Janssen’s Imbruvica latest to gain NICE approval after price cut

England’s health cost effectiveness watchdog NICE has approved Janssen’s Imbruvica for routine use after the company agreed to a substantial price cut.

Imbruvica will now be routinely available to people with chronic lymphocytic leukaemia (CLL) whose disease has progressed after first line treatment, or who have genetic changes (known as 17p deletion or TP53 mutation).

The drug is the latest in a string of treatments being rapidly reviewed by NICE as they leave the Cancer Drugs Fund (CDF).

Pharma companies have been given a clear ultimatum: either lower your prices, or face losing access to NHS patients in England and Wales entirely.  This has created an unprecedented situation, where years of rejection from NICE has turned into a stream of ‘yes’ decisions for high-priced cancer drugs.

Earlier this week, a similar deal was agreed with Celgene, allowing its advanced multiple myeloma Imnovid to gain draft approval.

A year’s treatment with Imbruvica costs more than £55,000 per patient, but Janssen has now agreed a confidential discount to this price, which NICE says now makes it cost effective.

Professor Carole Longson, director of the centre for health technology evaluation at NICE, said: “Patients with this type of leukaemia are difficult to treat; they have very limited treatment options available and some treatments can cause severe side effects.

“Our decision means that many patients can feel reassured that they can now get routine access to ibrutinib.”

Around 610 patients a year will be eligible for treatment with the drug.

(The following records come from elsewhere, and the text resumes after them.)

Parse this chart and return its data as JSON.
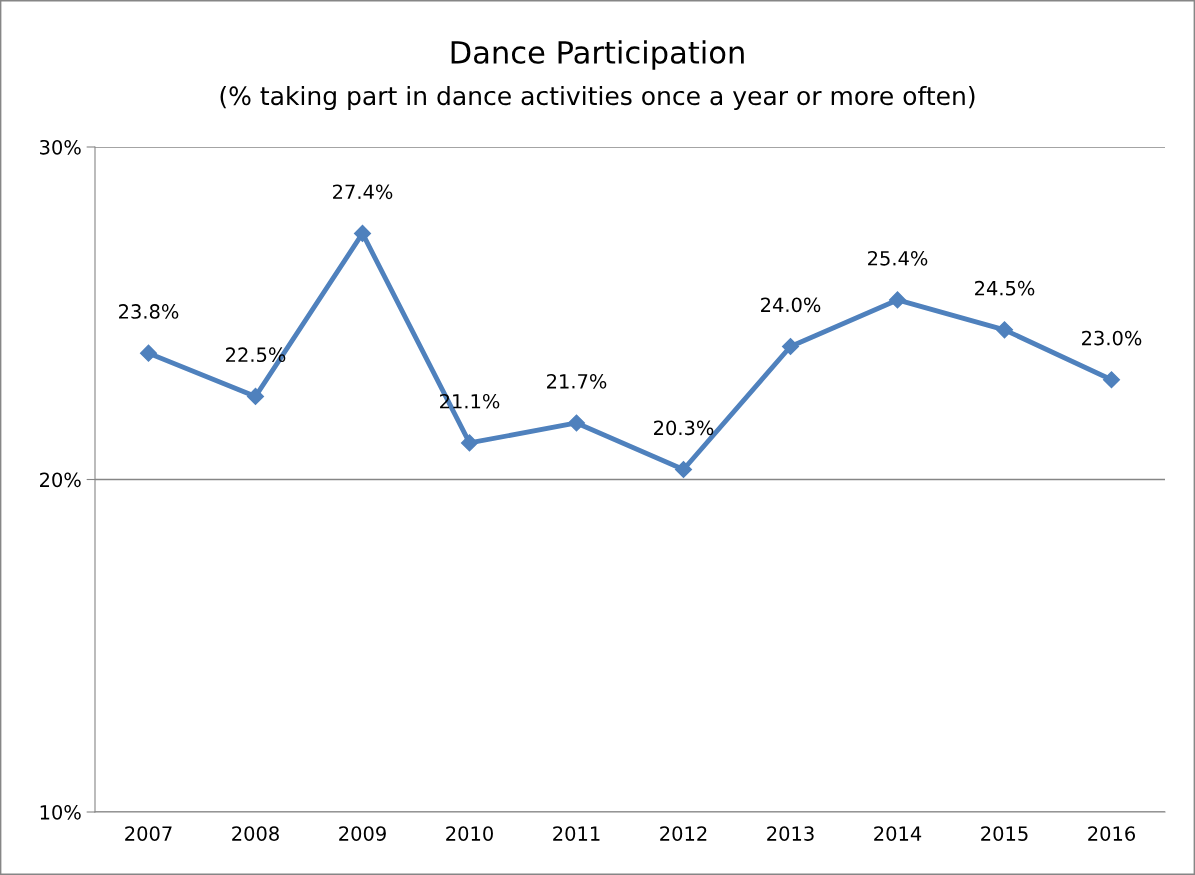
{
  "chart_data": {
    "type": "line",
    "title": "Dance Participation",
    "subtitle": "(% taking part in dance activities once a year or more often)",
    "categories": [
      "2007",
      "2008",
      "2009",
      "2010",
      "2011",
      "2012",
      "2013",
      "2014",
      "2015",
      "2016"
    ],
    "series": [
      {
        "color": "#4f81bd",
        "values": [
          23.8,
          22.5,
          27.4,
          21.1,
          21.7,
          20.3,
          24.0,
          25.4,
          24.5,
          23.0
        ],
        "value_labels": [
          "23.8%",
          "22.5%",
          "27.4%",
          "21.1%",
          "21.7%",
          "20.3%",
          "24.0%",
          "25.4%",
          "24.5%",
          "23.0%"
        ]
      }
    ],
    "ylim": [
      10,
      30
    ],
    "yticks": [
      {
        "value": 10,
        "label": "10%"
      },
      {
        "value": 20,
        "label": "20%"
      },
      {
        "value": 30,
        "label": "30%"
      }
    ],
    "grid": "y",
    "legend": false,
    "marker": "diamond",
    "line_style": "solid"
  }
}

The draft guidance is now with consultees who have the opportunity to appeal against it. Once NICE recommends a treatment ‘as an option’ via routine commissioning, the NHS must make sure it is appropriately funded within three months (unless otherwise specified) of its date of final publication.

Last week NICE gave a round-up of the CDF reappraisals so far, saying it had approved nine of the 11 drugs it had reviewed until then.

NICE’s chief executive said the sudden agreement between it and pharma companies was thanks to “sensible pricing and in some cases better data”.

This clearing out of the CDF is seen as essential in order for budget to be freed up for a wave of new cancer treatments. The CDF is now operating as a ‘managed access fund’ with funds of £340 million per year, and provides drugs with funding for a period of two years to allow their cost effectiveness to be proved. The first drug to be accepted to the new CDF on these terms was AstraZeneca’s lung cancer drug Tagrisso.